Similarly, Laguna points out that "the main challenge is knowing what is connected to the network and the interaction of the latter with the connected devices or users," which requires "a maturing process in the fleet device management and the use they make of the network and the purpose of these devices." In this way, he recommends having flexible tools that make it possible to integrate the multiple actors interacting with these devices, access networks, device security, mobile device management, vulnerability analysis, and network security elements. "This integration capability allows for a complete view of the devices, to provide the correct treatment for their purpose and a response proportionate to how critical and relevant they are in the operation," he explains.

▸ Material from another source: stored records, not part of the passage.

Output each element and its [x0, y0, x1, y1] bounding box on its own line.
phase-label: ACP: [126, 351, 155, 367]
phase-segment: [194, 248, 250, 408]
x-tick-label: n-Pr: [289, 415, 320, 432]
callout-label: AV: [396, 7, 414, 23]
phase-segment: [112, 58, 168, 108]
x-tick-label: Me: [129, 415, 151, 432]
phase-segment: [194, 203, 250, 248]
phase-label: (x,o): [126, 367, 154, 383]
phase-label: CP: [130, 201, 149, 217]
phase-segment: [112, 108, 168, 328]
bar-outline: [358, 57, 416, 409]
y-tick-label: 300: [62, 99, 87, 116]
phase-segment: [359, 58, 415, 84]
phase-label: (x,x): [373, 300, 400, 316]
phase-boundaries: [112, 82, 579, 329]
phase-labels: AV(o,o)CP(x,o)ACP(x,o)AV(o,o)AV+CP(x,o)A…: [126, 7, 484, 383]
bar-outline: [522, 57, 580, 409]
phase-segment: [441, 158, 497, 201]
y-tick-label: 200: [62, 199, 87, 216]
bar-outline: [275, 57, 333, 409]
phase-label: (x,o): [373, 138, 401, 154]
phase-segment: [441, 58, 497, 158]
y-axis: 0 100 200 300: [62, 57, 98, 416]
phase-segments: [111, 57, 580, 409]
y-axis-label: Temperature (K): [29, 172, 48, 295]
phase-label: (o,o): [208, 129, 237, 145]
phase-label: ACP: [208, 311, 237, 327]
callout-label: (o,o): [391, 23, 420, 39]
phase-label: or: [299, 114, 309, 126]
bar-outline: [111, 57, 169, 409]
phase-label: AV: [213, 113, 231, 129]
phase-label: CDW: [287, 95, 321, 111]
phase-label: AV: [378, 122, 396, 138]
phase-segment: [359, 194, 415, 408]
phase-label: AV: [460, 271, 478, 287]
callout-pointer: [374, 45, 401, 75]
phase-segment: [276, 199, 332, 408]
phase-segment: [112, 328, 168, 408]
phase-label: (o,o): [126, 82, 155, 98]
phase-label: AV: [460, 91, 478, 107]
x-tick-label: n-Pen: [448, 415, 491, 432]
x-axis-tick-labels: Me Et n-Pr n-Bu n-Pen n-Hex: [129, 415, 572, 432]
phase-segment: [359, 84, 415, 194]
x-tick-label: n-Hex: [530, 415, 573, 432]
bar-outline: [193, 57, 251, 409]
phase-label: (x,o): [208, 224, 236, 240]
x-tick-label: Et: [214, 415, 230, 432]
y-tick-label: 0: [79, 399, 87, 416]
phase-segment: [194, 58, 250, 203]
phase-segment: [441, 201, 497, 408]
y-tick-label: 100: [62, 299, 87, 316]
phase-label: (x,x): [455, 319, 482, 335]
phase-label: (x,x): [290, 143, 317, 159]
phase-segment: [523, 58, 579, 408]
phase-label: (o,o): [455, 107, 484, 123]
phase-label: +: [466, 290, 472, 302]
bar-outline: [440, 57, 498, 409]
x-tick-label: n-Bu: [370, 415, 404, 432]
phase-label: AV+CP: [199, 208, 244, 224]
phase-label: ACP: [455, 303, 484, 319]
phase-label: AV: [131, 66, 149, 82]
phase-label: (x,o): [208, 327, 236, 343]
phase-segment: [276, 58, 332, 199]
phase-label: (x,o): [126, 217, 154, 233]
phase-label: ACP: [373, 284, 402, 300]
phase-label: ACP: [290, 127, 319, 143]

Fernandez also discusses the potential complications that may arise in companies using older technologies, "where it is not possible to have multiple access roles." "Newer technologies are usually more prepared for what is called Role-based Access Control (RBAC), which restricts access to the network based on a person's role within an organization and has become one of the main methods of advanced access control. There are cases where companies have legacy systems that are not designed to create or enforce these permission options, and that is often a difficulty for Zero Trust policies," he specifies.
An additional complication that may arise when implementing a Zero Trust strategy is resistance on employees' behalf. "Users do not easily accept limitations on their use of the corporate tools. This can be a problem when implementing a very restrictive policy, as established by the Zero Trust model," notes De la Cruz.
Similarly, WatchGuard's Iberia sales engineering manager points out that "limiting access to certain information can generate friction." Thus, it is a question of "finding a balance between security and productivity." In addition, he stresses the importance of "having the support of the company's management, to have their backing in case these conflicts arise."